NASIRIYAH, Iraq: Iraqi authorities this week executed at least 11 people convicted of “terrorism”, security and health sources said on Wednesday, with rights group Amnesty International condemning an “alarming lack of transparency”.

Under Iraqi law, terrorism and murder crimes are punishable by death, and execution decrees must be signed by the president.

A security source in Iraq’s southern Dhi Qar province told AFP that 11 “terrorists from the Daesh group” were executed by hanging in a prison in the city of Nasiriyah, “under the supervision of a team from the Ministry of Justice.”

A local medical source confirmed that the health department had received the bodies of eleven executed people.

They were hanged on Monday “under Article 4 of the Anti-Terrorism Law,” the source added, requesting anonymity due to the sensitivity of the issue.

All 11 were from Salahaddin province and the bodies of seven had been returned to their families, the medical official said.

Iraqi courts in recent years have handed down hundreds of death sentences and life sentences to people convicted of membership of “a terrorist group,” a crime punishable by death regardless of whether the suspect had been an active combatant.

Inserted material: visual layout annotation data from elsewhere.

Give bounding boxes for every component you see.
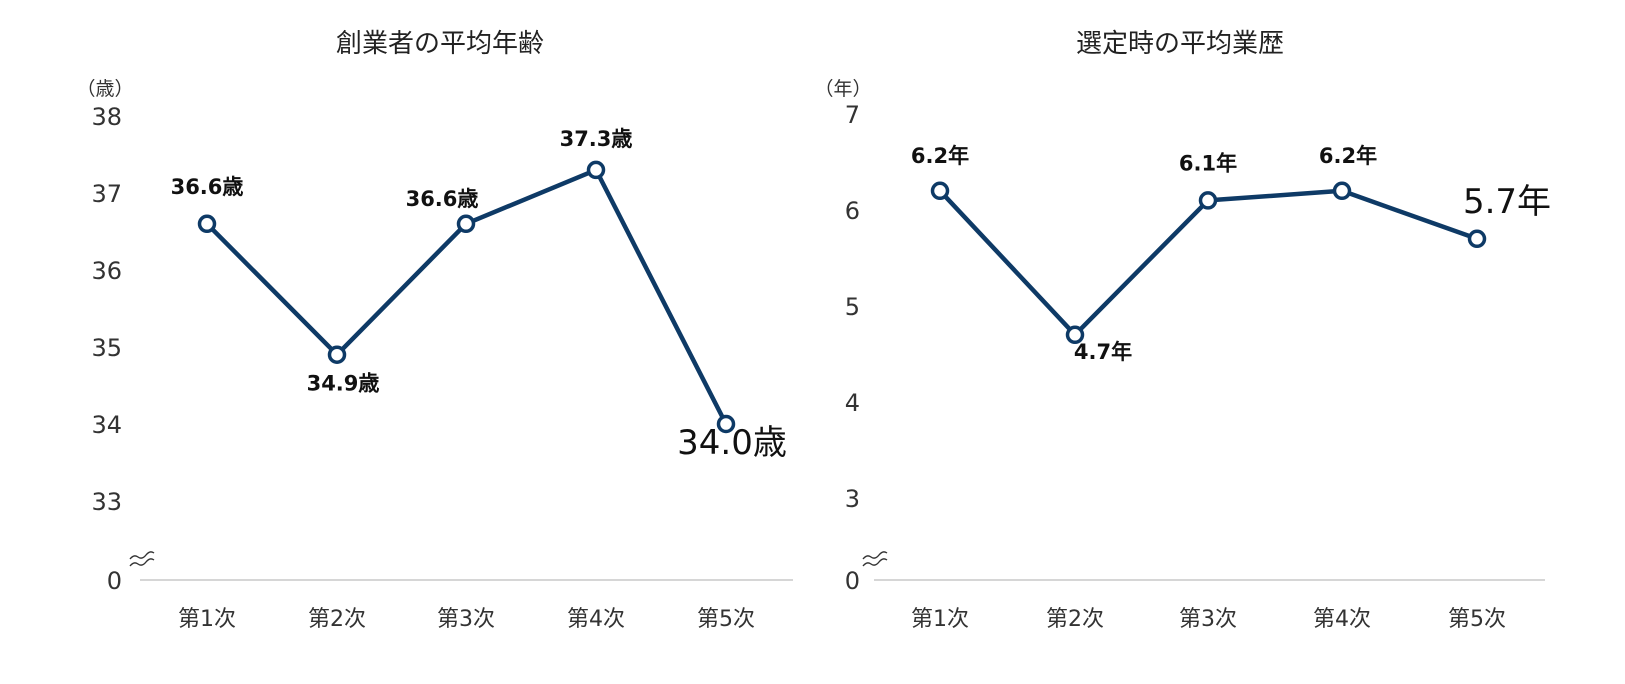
data-label: 6.2年 bbox=[911, 144, 969, 168]
data-point bbox=[327, 345, 347, 364]
data-point bbox=[1198, 191, 1218, 210]
x-tick-label: 第2次 bbox=[1046, 607, 1104, 632]
data-label: 36.6歳 bbox=[171, 175, 244, 199]
y-tick-label: 35 bbox=[91, 334, 122, 362]
axis-break-mark bbox=[862, 551, 888, 560]
y-tick-label: 38 bbox=[91, 103, 122, 131]
y-tick-label: 36 bbox=[91, 257, 122, 285]
y-tick-label: 0 bbox=[845, 567, 860, 595]
y-tick-label: 0 bbox=[107, 567, 122, 595]
data-label: 6.2年 bbox=[1319, 144, 1377, 168]
x-tick-label: 第5次 bbox=[1448, 607, 1506, 632]
x-tick-label: 第1次 bbox=[911, 607, 969, 632]
y-tick-label: 3 bbox=[845, 485, 860, 513]
data-point bbox=[1332, 181, 1352, 201]
x-tick-label: 第4次 bbox=[567, 607, 625, 632]
chart-title: 創業者の平均年齢 bbox=[336, 29, 544, 59]
axis-break-mark bbox=[129, 551, 155, 560]
y-tick-label: 37 bbox=[91, 180, 122, 208]
data-label: 4.7年 bbox=[1074, 340, 1132, 364]
data-label: 6.1年 bbox=[1179, 151, 1237, 175]
axis-break-mark bbox=[862, 558, 888, 567]
data-point bbox=[1467, 229, 1487, 249]
data-point bbox=[930, 181, 950, 201]
data-point bbox=[197, 214, 217, 234]
y-unit-label: （年） bbox=[814, 78, 871, 100]
x-tick-label: 第1次 bbox=[178, 607, 236, 632]
data-label-highlight: 5.7年 bbox=[1463, 182, 1551, 222]
data-label: 37.3歳 bbox=[560, 127, 633, 151]
y-tick-label: 5 bbox=[845, 293, 860, 321]
series-line bbox=[938, 188, 1478, 338]
y-tick-label: 4 bbox=[845, 389, 860, 417]
data-label: 34.9歳 bbox=[307, 372, 380, 396]
data-point bbox=[1065, 325, 1085, 345]
data-point bbox=[716, 414, 736, 434]
chart-title: 選定時の平均業歴 bbox=[1076, 29, 1284, 59]
y-tick-label: 6 bbox=[845, 197, 860, 225]
data-label: 36.6歳 bbox=[406, 187, 479, 211]
y-unit-label: （歳） bbox=[76, 78, 133, 100]
x-tick-label: 第3次 bbox=[437, 607, 495, 632]
axis-break-mark bbox=[129, 558, 155, 567]
x-tick-label: 第4次 bbox=[1313, 607, 1371, 632]
data-label-highlight: 34.0歳 bbox=[677, 423, 787, 463]
data-point bbox=[456, 214, 476, 234]
x-tick-label: 第2次 bbox=[308, 607, 366, 632]
x-tick-label: 第3次 bbox=[1179, 607, 1237, 632]
data-point bbox=[586, 160, 606, 180]
y-tick-label: 33 bbox=[91, 488, 122, 516]
y-tick-label: 7 bbox=[845, 101, 860, 129]
y-tick-label: 34 bbox=[91, 411, 122, 439]
x-tick-label: 第5次 bbox=[697, 607, 755, 632]
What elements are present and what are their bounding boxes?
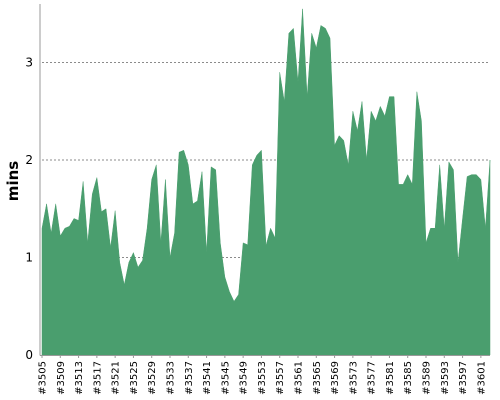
x-tick-label: #3533	[166, 361, 177, 395]
x-tick-label: #3509	[56, 361, 67, 395]
x-tick-label: #3521	[111, 361, 122, 395]
x-tick-label: #3581	[385, 361, 396, 395]
x-tick-label: #3541	[202, 361, 213, 395]
x-tick-label: #3561	[294, 361, 305, 395]
x-tick-label: #3569	[330, 361, 341, 395]
x-tick-label: #3529	[147, 361, 158, 395]
x-tick-labels: #3505 #3509 #3513 #3517 #3521 #3525 #3529 #3533…	[38, 355, 487, 395]
area-series	[41, 8, 491, 356]
x-tick-label: #3573	[348, 361, 359, 395]
x-tick-label: #3549	[239, 361, 250, 395]
x-tick-label: #3597	[458, 361, 469, 395]
x-tick-label: #3513	[74, 361, 85, 395]
x-tick-label: #3593	[440, 361, 451, 395]
x-tick-label: #3565	[312, 361, 323, 395]
x-tick-label: #3557	[275, 361, 286, 395]
x-tick-label: #3585	[403, 361, 414, 395]
x-tick-label: #3525	[129, 361, 140, 395]
y-tick-labels: 0 1 2 3	[25, 56, 33, 363]
x-tick-label: #3589	[422, 361, 433, 395]
y-tick-label: 0	[25, 348, 33, 362]
x-tick-label: #3545	[220, 361, 231, 395]
y-tick-label: 3	[25, 56, 33, 70]
y-tick-label: 1	[25, 251, 33, 265]
x-tick-label: #3537	[184, 361, 195, 395]
x-tick-label: #3517	[92, 361, 103, 395]
x-tick-label: #3553	[257, 361, 268, 395]
x-tick-label: #3601	[476, 361, 487, 395]
x-tick-label: #3577	[367, 361, 378, 395]
y-tick-label: 2	[25, 153, 33, 167]
x-tick-label: #3505	[38, 361, 49, 395]
y-axis-label: mins	[4, 161, 22, 201]
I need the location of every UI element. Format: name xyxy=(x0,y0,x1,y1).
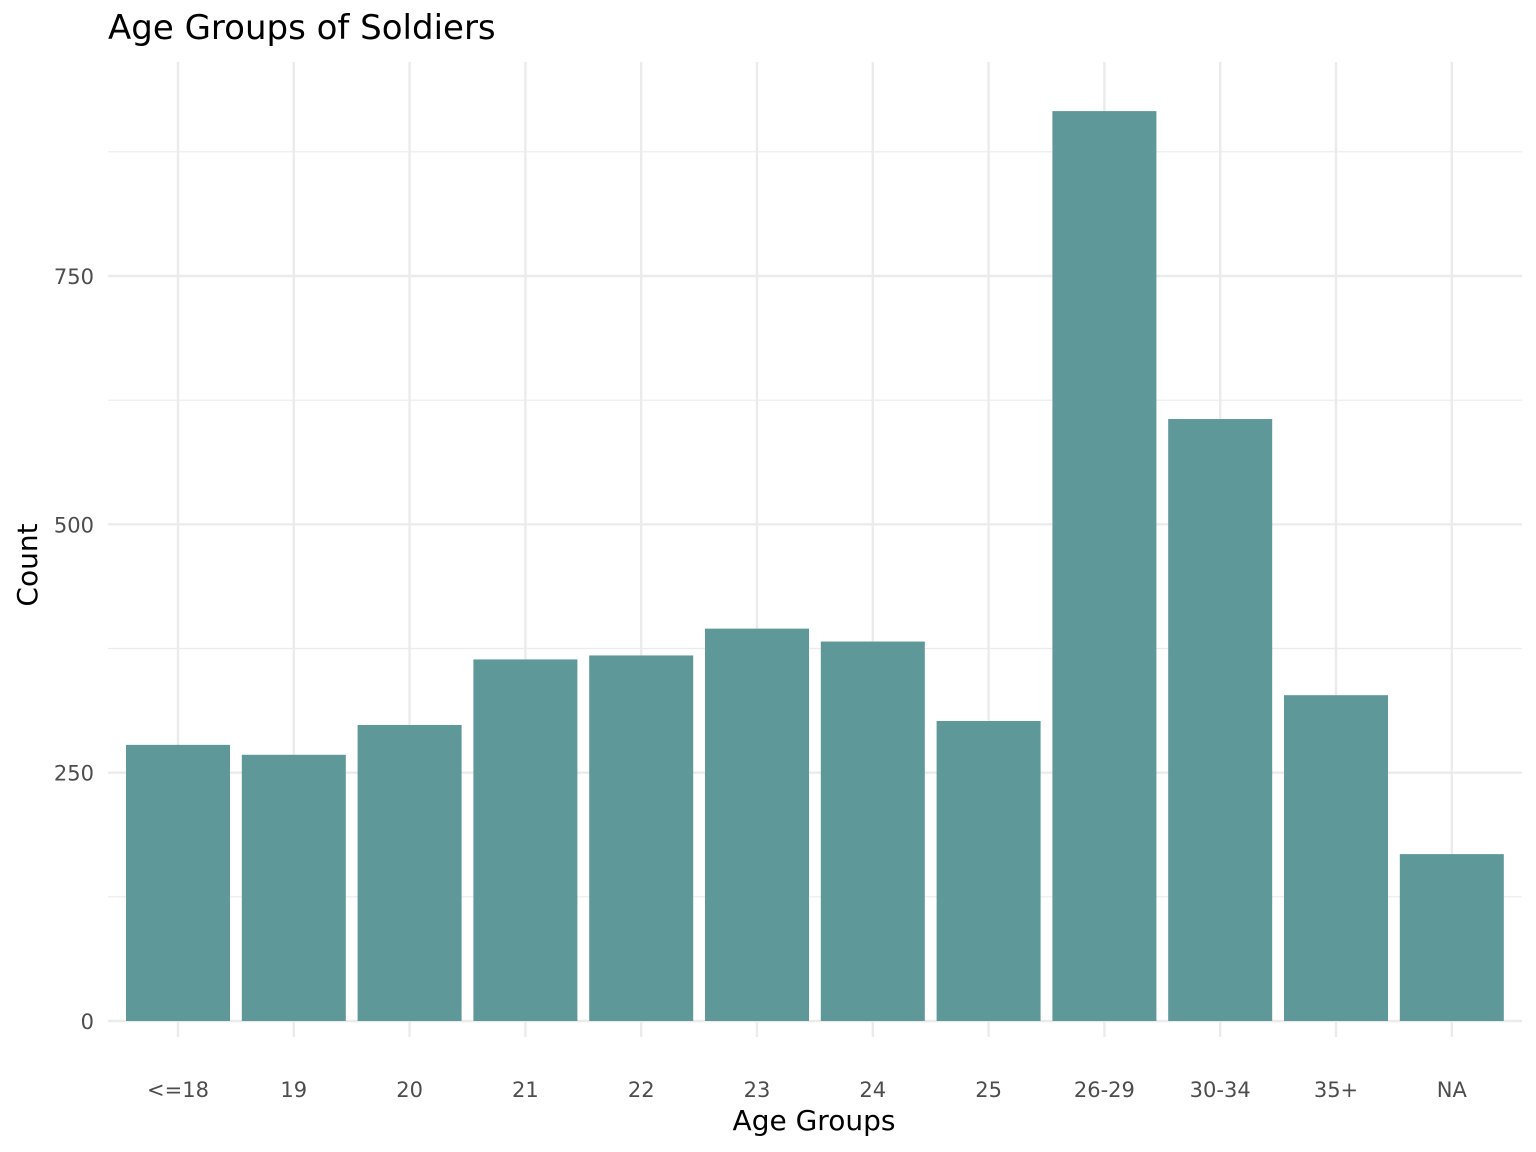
x-tick-label: 35+ xyxy=(1314,1078,1358,1102)
x-tick-label: 30-34 xyxy=(1190,1078,1251,1102)
bar-35+ xyxy=(1284,695,1388,1021)
x-tick-label: 25 xyxy=(975,1078,1002,1102)
y-axis-title: Count xyxy=(11,523,44,606)
x-tick-label: NA xyxy=(1437,1078,1468,1102)
bar-NA xyxy=(1399,854,1504,1021)
bar-20 xyxy=(357,724,462,1021)
x-tick-label: 20 xyxy=(396,1078,423,1102)
x-tick-label: 21 xyxy=(512,1078,539,1102)
bar-21 xyxy=(473,659,578,1021)
y-tick-label: 0 xyxy=(81,1010,94,1034)
chart-title: Age Groups of Soldiers xyxy=(108,8,496,48)
x-tick-labels: <=18 19 20 21 22 23 24 25 26-29 30-34 35+ NA xyxy=(147,1078,1467,1102)
x-tick-label: 24 xyxy=(859,1078,886,1102)
bar-26-29 xyxy=(1052,111,1157,1021)
x-tick-label: 23 xyxy=(744,1078,771,1102)
x-tick-label: 26-29 xyxy=(1074,1078,1135,1102)
bars xyxy=(126,111,1504,1021)
y-tick-labels: 0 250 500 750 xyxy=(54,265,94,1034)
bar-23 xyxy=(705,628,809,1021)
bar-30-34 xyxy=(1168,419,1273,1021)
y-tick-label: 250 xyxy=(54,762,94,786)
x-axis-title: Age Groups xyxy=(733,1104,896,1137)
x-tick-label: <=18 xyxy=(147,1078,209,1102)
y-tick-label: 500 xyxy=(54,513,94,537)
bar-22 xyxy=(589,655,694,1021)
bar-24 xyxy=(820,641,925,1021)
y-tick-label: 750 xyxy=(54,265,94,289)
bar-25 xyxy=(936,721,1041,1021)
bar-19 xyxy=(241,754,346,1021)
x-tick-label: 22 xyxy=(628,1078,655,1102)
bar-<=18 xyxy=(126,744,230,1021)
x-tick-label: 19 xyxy=(280,1078,307,1102)
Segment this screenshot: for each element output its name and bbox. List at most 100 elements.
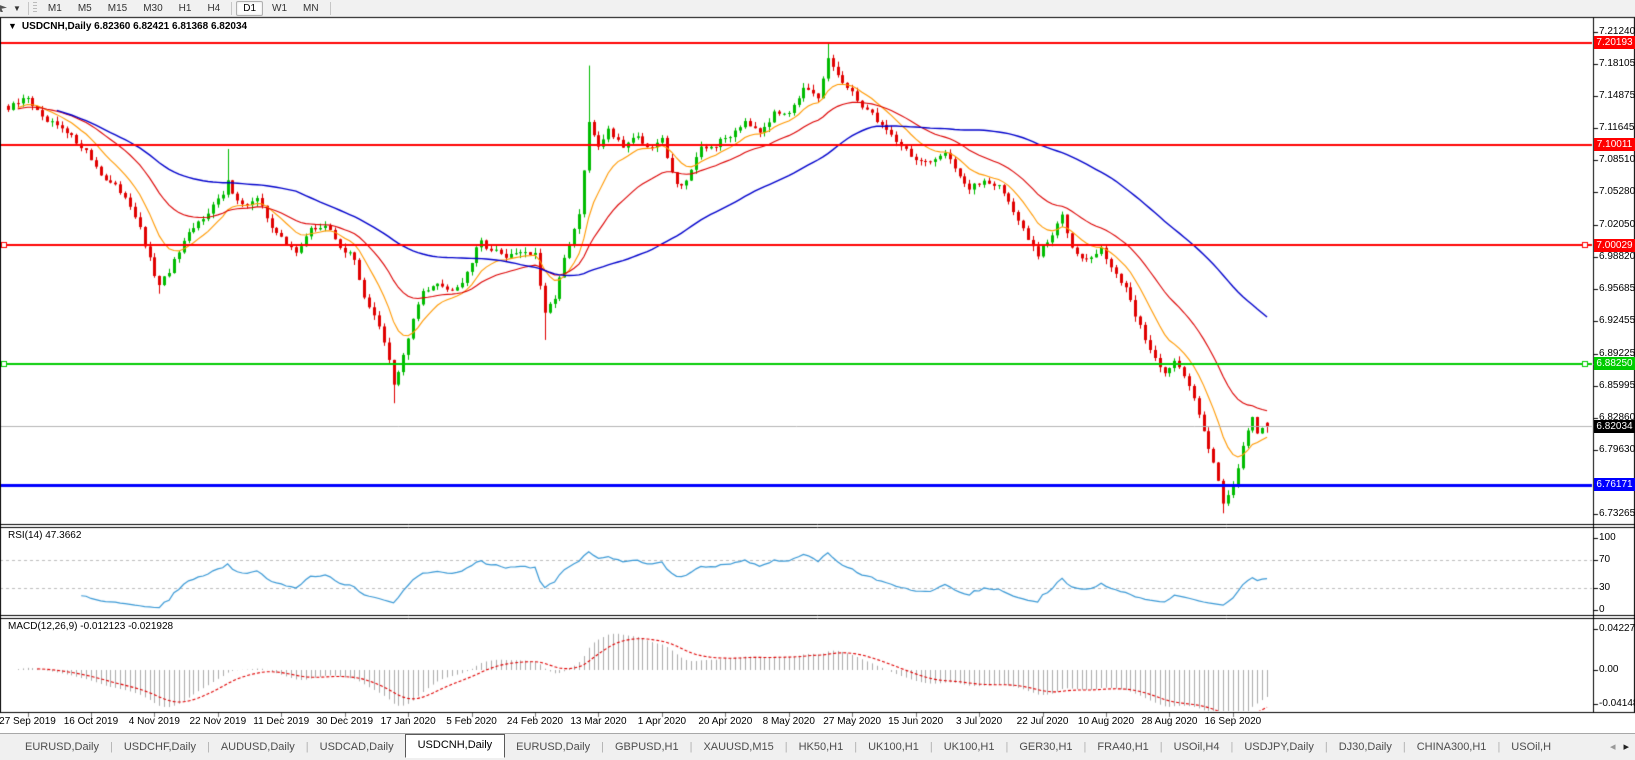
tab-separator: | [689,741,693,753]
price-level-box-6.82034: 6.82034 [1594,419,1635,433]
rsi-scale-label: 30 [1599,582,1611,594]
date-axis-label: 24 Feb 2020 [506,716,564,727]
tab-separator: | [1159,741,1163,753]
chart-tab-bar: EURUSD,Daily | USDCHF,Daily | AUDUSD,Daily | U… [0,733,1635,760]
tab-separator: | [1402,741,1406,753]
toolbar-separator [329,1,331,15]
chart-tab-audusd-daily[interactable]: AUDUSD,Daily [220,741,295,753]
chart-tab-usdjpy-daily[interactable]: USDJPY,Daily [1244,741,1314,753]
chart-tab-eurusd-daily[interactable]: EURUSD,Daily [516,741,591,753]
date-axis-label: 22 Jul 2020 [1016,716,1069,727]
chart-tab-gbpusd-h1[interactable]: GBPUSD,H1 [615,741,679,753]
price-level-box-7.00029: 7.00029 [1594,238,1635,252]
date-axis-label: 16 Oct 2019 [63,716,119,727]
macd-scale-label: 0.042275 [1599,622,1635,634]
price-axis-tick-label: 7.05280 [1599,186,1635,198]
rsi-scale-label: 70 [1599,553,1611,565]
chart-tab-dj30-daily[interactable]: DJ30,Daily [1338,741,1392,753]
macd-indicator-label: MACD(12,26,9) -0.012123 -0.021928 [8,621,174,632]
chart-tab-china300-h1[interactable]: CHINA300,H1 [1416,741,1487,753]
price-axis-tick-label: 6.79630 [1599,444,1635,456]
price-axis-tick-label: 7.18105 [1599,57,1635,69]
chart-tab-fra40-h1[interactable]: FRA40,H1 [1097,741,1149,753]
rsi-scale-label: 0 [1599,604,1605,615]
toolbar-dropdown-caret-icon[interactable]: ▼ [13,3,21,13]
chart-tab-usdchf-daily[interactable]: USDCHF,Daily [123,741,196,753]
price-axis-tick-label: 6.89225 [1599,347,1635,359]
tab-separator: | [305,741,309,753]
price-axis-tick-label: 6.92455 [1599,315,1635,327]
date-axis-label: 4 Nov 2019 [128,716,180,727]
date-axis-label: 3 Jul 2020 [956,716,1003,727]
period-button-m5[interactable]: M5 [77,2,92,14]
chart-tab-ger30-h1[interactable]: GER30,H1 [1019,741,1073,753]
date-axis-label: 22 Nov 2019 [189,716,247,727]
period-button-h1[interactable]: H1 [178,2,192,14]
tab-separator: | [1005,741,1009,753]
price-level-box-7.20193: 7.20193 [1594,36,1635,50]
date-axis-label: 16 Sep 2020 [1204,716,1262,727]
timeframe-toolbar: ▼ M1 M5 M15 M30 H1 H4 D1 W1 MN [0,0,1635,17]
chart-cursor-icon[interactable] [1,2,13,14]
tab-scroll-arrows: ◂ ▸ [1609,740,1629,753]
chart-ohlc-values: 6.82360 6.82421 6.81368 6.82034 [94,21,248,32]
chart-tab-usoil-h[interactable]: USOil,H [1511,741,1552,753]
chart-tab-uk100-h1[interactable]: UK100,H1 [943,741,995,753]
price-axis-tick-label: 7.14875 [1599,89,1635,101]
chart-tab-hk50-h1[interactable]: HK50,H1 [798,741,844,753]
tab-separator: | [109,741,113,753]
date-axis-label: 5 Feb 2020 [446,716,497,727]
tab-separator: | [929,741,933,753]
chart-tab-usdcnh-daily[interactable]: USDCNH,Daily [404,733,506,758]
period-button-m30[interactable]: M30 [143,2,163,14]
chart-tab-usoil-h4[interactable]: USOil,H4 [1173,741,1220,753]
period-button-d1[interactable]: D1 [236,0,264,16]
price-axis-tick-label: 6.85995 [1599,380,1635,392]
price-axis-tick-label: 7.11645 [1599,122,1635,134]
tab-separator: | [1324,741,1328,753]
rsi-scale-label: 100 [1599,532,1616,543]
tab-separator: | [601,741,604,753]
price-axis-tick-label: 6.98820 [1599,251,1635,263]
date-axis-label: 30 Dec 2019 [316,716,374,727]
symbol-dropdown-caret-icon[interactable]: ▼ [8,21,17,31]
date-axis-label: 15 Jun 2020 [888,716,944,727]
period-button-mn[interactable]: MN [303,2,319,14]
rsi-indicator-label: RSI(14) 47.3662 [8,530,82,541]
period-button-m15[interactable]: M15 [107,2,128,14]
period-button-m1[interactable]: M1 [47,2,62,14]
period-button-w1[interactable]: W1 [272,2,288,14]
date-axis-label: 8 May 2020 [762,716,815,727]
price-axis-tick-label: 6.82860 [1599,411,1635,423]
date-axis-label: 1 Apr 2020 [637,716,687,727]
tab-separator: | [854,741,858,753]
price-level-box-6.76171: 6.76171 [1594,478,1635,492]
period-button-h4[interactable]: H4 [207,2,221,14]
price-axis-tick-label: 7.21240 [1599,26,1635,37]
date-axis-label: 11 Dec 2019 [253,716,310,727]
tab-separator: | [784,741,788,753]
tab-scroll-right-icon[interactable]: ▸ [1623,740,1629,753]
price-level-box-7.10011: 7.10011 [1594,138,1635,152]
price-axis-tick-label: 6.95685 [1599,282,1635,294]
chart-tab-xauusd-m15[interactable]: XAUUSD,M15 [703,741,774,753]
price-level-box-6.88250: 6.88250 [1594,357,1635,371]
price-axis-tick-label: 7.08510 [1599,153,1635,165]
date-axis-label: 20 Apr 2020 [698,716,753,727]
chart-tab-eurusd-daily[interactable]: EURUSD,Daily [25,741,99,753]
chart-tabs: EURUSD,Daily | USDCHF,Daily | AUDUSD,Daily | U… [14,733,1562,758]
tab-scroll-left-icon[interactable]: ◂ [1609,740,1616,753]
date-axis-label: 17 Jan 2020 [380,716,436,727]
chart-tab-uk100-h1[interactable]: UK100,H1 [868,741,919,753]
period-buttons: M1 M5 M15 M30 H1 H4 D1 W1 MN [40,0,334,16]
chart-tab-usdcad-daily[interactable]: USDCAD,Daily [319,741,394,753]
chart-title: ▼ USDCNH,Daily 6.82360 6.82421 6.81368 6.… [8,21,247,32]
date-axis-label: 13 Mar 2020 [570,716,627,727]
toolbar-grip-handle[interactable] [32,2,37,14]
macd-scale-label: 0.00 [1599,664,1619,675]
tab-separator: | [1083,741,1087,753]
toolbar-separator [27,1,29,15]
tab-separator: | [1497,741,1501,753]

Iraq has been criticized for trials that rights groups say are rushed, with confessions sometimes extracted under torture.

Amnesty condemned the latest hangings in a statement on Wednesday for “overly broad and vague accusations of terrorism.”

It said a total of 13 men were executed on Monday, including 11 who were “convicted based on their links to the so-called Daesh armed group.”

The two others, arrested in 2008, “were convicted under the Criminal Code of terrorism-related offenses after a grossly unfair trial,” Amnesty said, citing their lawyer.